Seriene’s face was pale. Her horse picked up on her nervousness and pranced, pawing at the ground. “I don’t think that was it,” the princess said quietly. “We’d better fall back to the second line.”

Count Baesil shot a hard look at her. “Without even fighting for the first line?”

Seriene swallowed. “There’s powerful magic at work here, and I have no idea what it might be,” she said. “Give the signal for retreat. I beg you!”

Baesil looked at Gaelin. “Should I, Mhor Gaelin?”

Gaelin’s stomach was knotted up. “All right. We’ll give Bannier the benefit of the doubt, and assume that he didn’t just bluff us out of our position. Fall back.”
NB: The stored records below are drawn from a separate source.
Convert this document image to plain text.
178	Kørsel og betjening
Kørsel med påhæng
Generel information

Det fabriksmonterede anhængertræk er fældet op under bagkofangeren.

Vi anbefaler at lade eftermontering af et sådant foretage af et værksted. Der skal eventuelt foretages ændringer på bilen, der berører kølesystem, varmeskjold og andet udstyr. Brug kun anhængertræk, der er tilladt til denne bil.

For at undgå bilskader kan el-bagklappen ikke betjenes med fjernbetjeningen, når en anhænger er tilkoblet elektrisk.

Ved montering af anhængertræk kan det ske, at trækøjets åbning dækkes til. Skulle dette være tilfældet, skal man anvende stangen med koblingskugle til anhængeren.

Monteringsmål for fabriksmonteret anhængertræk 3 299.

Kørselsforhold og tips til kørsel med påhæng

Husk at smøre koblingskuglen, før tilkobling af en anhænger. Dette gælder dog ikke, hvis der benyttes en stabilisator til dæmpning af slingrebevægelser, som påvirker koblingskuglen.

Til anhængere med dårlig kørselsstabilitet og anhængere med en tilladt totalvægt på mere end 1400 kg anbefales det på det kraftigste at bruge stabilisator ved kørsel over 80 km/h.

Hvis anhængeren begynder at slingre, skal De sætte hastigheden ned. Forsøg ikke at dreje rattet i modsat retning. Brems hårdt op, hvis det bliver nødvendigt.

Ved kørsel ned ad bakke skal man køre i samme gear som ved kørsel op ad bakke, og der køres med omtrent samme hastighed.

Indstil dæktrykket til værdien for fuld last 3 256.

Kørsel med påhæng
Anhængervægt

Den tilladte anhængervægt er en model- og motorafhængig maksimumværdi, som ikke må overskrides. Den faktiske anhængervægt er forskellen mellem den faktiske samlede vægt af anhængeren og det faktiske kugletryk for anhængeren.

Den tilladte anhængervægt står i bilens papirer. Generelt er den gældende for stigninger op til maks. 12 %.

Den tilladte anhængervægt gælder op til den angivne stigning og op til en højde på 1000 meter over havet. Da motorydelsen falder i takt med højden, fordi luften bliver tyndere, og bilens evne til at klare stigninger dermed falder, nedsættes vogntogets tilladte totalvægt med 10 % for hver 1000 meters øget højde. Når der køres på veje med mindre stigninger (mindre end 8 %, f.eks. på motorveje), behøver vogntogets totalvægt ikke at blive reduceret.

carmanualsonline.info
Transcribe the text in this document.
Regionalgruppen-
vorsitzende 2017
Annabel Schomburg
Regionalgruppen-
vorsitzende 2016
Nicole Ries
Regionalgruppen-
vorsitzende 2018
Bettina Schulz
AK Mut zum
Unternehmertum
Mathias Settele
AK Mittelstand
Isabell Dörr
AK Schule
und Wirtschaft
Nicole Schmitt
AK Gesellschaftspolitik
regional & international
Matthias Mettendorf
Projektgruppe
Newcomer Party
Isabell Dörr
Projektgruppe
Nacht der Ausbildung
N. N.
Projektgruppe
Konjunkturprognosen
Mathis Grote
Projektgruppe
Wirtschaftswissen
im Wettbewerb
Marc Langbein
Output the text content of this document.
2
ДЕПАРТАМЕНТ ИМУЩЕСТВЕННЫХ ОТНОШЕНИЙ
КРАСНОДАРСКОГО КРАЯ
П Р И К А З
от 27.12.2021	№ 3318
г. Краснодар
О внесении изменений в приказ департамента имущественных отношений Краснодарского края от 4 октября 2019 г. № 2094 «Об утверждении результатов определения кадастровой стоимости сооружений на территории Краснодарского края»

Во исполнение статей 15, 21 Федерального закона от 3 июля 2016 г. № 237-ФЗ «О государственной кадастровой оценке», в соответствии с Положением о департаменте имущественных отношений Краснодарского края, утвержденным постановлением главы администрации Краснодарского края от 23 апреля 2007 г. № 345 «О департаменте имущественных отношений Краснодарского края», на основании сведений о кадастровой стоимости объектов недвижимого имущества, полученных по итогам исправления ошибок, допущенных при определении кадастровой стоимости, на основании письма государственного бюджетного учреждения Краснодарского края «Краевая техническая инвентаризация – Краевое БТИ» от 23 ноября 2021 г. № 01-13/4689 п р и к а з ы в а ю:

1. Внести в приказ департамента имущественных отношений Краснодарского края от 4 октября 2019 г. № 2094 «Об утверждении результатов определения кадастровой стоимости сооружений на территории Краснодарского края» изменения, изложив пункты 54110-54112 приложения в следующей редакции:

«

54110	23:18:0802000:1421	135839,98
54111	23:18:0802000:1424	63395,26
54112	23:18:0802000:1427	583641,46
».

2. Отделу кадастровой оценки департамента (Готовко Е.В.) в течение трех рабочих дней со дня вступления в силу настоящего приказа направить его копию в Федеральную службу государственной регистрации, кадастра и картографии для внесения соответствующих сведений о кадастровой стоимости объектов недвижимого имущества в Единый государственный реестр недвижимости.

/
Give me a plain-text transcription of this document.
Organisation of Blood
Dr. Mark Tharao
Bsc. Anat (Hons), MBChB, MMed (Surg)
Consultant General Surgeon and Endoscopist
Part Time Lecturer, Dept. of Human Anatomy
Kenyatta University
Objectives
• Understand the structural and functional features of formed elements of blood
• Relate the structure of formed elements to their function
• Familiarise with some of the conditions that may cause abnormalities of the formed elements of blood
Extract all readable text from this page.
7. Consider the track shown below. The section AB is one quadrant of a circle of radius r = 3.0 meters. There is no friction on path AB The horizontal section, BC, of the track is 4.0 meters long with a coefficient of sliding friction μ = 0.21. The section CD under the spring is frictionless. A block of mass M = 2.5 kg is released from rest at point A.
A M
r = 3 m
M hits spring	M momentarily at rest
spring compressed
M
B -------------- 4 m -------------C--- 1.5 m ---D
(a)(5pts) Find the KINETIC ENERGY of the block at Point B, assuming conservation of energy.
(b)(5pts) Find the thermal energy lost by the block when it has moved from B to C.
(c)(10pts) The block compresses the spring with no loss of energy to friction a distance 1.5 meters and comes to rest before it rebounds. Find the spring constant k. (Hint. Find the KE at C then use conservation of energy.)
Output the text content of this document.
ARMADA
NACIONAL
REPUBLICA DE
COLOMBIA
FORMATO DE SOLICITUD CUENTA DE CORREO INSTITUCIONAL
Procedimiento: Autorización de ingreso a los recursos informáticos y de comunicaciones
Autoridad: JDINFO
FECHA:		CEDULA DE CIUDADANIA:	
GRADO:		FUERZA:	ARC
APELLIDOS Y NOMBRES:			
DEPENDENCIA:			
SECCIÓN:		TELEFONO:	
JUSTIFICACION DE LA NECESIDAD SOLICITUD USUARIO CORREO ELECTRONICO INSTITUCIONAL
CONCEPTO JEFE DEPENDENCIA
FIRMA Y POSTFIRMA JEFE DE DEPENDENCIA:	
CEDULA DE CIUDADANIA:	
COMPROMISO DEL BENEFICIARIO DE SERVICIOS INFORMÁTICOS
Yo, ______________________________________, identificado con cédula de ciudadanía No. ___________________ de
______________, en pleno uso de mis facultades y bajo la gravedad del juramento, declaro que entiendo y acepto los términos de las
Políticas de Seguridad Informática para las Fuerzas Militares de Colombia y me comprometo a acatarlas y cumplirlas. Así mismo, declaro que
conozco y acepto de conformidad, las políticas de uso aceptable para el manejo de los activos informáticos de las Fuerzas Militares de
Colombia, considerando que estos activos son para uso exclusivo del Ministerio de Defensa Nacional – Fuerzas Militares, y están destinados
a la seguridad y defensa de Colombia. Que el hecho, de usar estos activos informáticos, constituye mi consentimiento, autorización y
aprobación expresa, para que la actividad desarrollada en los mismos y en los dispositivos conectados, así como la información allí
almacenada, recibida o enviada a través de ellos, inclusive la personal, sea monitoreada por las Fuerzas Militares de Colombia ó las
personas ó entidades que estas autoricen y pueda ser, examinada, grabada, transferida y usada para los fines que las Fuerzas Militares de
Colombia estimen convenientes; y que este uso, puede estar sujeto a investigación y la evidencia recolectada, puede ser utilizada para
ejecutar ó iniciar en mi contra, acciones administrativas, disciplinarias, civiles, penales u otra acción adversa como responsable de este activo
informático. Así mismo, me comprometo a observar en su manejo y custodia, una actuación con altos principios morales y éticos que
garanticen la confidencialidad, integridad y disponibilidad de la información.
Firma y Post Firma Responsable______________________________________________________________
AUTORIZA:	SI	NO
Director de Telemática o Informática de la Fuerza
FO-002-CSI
The bannerman raised the signal. Along the rampart, the Mhorien soldiers stepped back, hesitating. A few began to slide down the near side of the rampart, or milled about trying to keep in ranks.

In that moment, a black mist began to rise from the ground, surrounding the earthworks. Dark corruption welled silently out of the ground, a spring of blackness, as if the ground itself was burning and giving off smoke of purest midnight.

The stuff swelled up from the earth, sending tendrils of inky fog racing ahead to catch and envelop the re t reating Mhoriens.

Men shouted and screamed in fright. Many broke and ran rather than face the darkness, while others held their ground on the ramparts while the sea of ebon mists lapped around their feet and then rose to overwhelm them.

“By Haelyn! What sorcery is this?” said Gaelin.

Seriene’s eyes were wide with terror. “It cannot be! No one is strong enough to do that!”

“Seriene! What is it? What’s he doing?”

The princess only shook her head in horror. “We must flee.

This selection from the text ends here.